Dmitriy Gordiyenko

Personal information
- National team: Kazakhstan
- Born: 20 May 1986 (age 40) Karaganda Region, Kazakh SSR, Soviet Union
- Height: 1.80 m (5 ft 11 in)
- Weight: 75 kg (165 lb)

Sport
- Sport: Swimming
- Strokes: Individual medley

Medal record
Men's swimming
Representing Kazakhstan
Asian Indoor Games
| Gold medal – first place | 2005 Bangkok | 200 m medley |
| Gold medal – first place | 2009 Hanoi | 100 m medley |
| Gold medal – first place | 2009 Hanoi | 200 m medley |
| Silver medal – second place | 2007 Macau | 200 m medley |

= Dmitriy Gordiyenko =

Kazakhstani swimmer (born 1986)

Dmitriy Gordiyenko (Дмитрий Геннадьевич Гордиенко; born May 20, 1986) is a Kazakh swimmer, who specialized in individual medley events. He represented his nation Kazakhstan at the 2008 Summer Olympics, and has won a career total of four medals (three golds and one silver) in a major international competition, spanning three editions of the Asian Indoor Games (2005, 2007, and 2009).

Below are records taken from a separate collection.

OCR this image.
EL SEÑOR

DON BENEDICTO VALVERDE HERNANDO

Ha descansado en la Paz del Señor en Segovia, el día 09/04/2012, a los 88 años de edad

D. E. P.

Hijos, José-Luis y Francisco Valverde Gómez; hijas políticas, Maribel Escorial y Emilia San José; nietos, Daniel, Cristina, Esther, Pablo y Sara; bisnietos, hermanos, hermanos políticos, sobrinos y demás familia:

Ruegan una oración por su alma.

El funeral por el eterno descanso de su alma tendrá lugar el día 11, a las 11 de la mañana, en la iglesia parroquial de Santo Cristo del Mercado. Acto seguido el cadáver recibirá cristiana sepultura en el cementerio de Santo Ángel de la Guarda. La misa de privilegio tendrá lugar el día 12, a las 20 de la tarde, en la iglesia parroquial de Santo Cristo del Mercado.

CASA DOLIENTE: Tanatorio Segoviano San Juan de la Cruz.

Gordiyenko competed for the Kazakh squad in a medley double at the 2008 Summer Olympics in Beijing with five days apart from each other. Leading up to the Games, he scored a time of 2:01.49 (200 m individual medley) and 4:27.15 (400 m individual medley), respectively, to take the medley crowns and clear the FINA B-cut each at the Kazakhstan Open Championships in Almaty. In the 400 m individual medley, Gordiyenko rallied from fourth towards the freestyle leg in the opening heat to fight off against three fastest swimmers in a sprint challenge, but could not catch the hard-charging Croatian Nikša Roki to finish only with a second-place time and twenty-sixth overall in 4:25.20. Four nights later, in the 200 m individual medley, Gordiyenko touched out Germany's Markus Deibler on the final stretch by nearly half of his body length to save the seventh spot in 2:03.92, but fell short for the semifinals with a thirty-seventh overall placement from the prelims.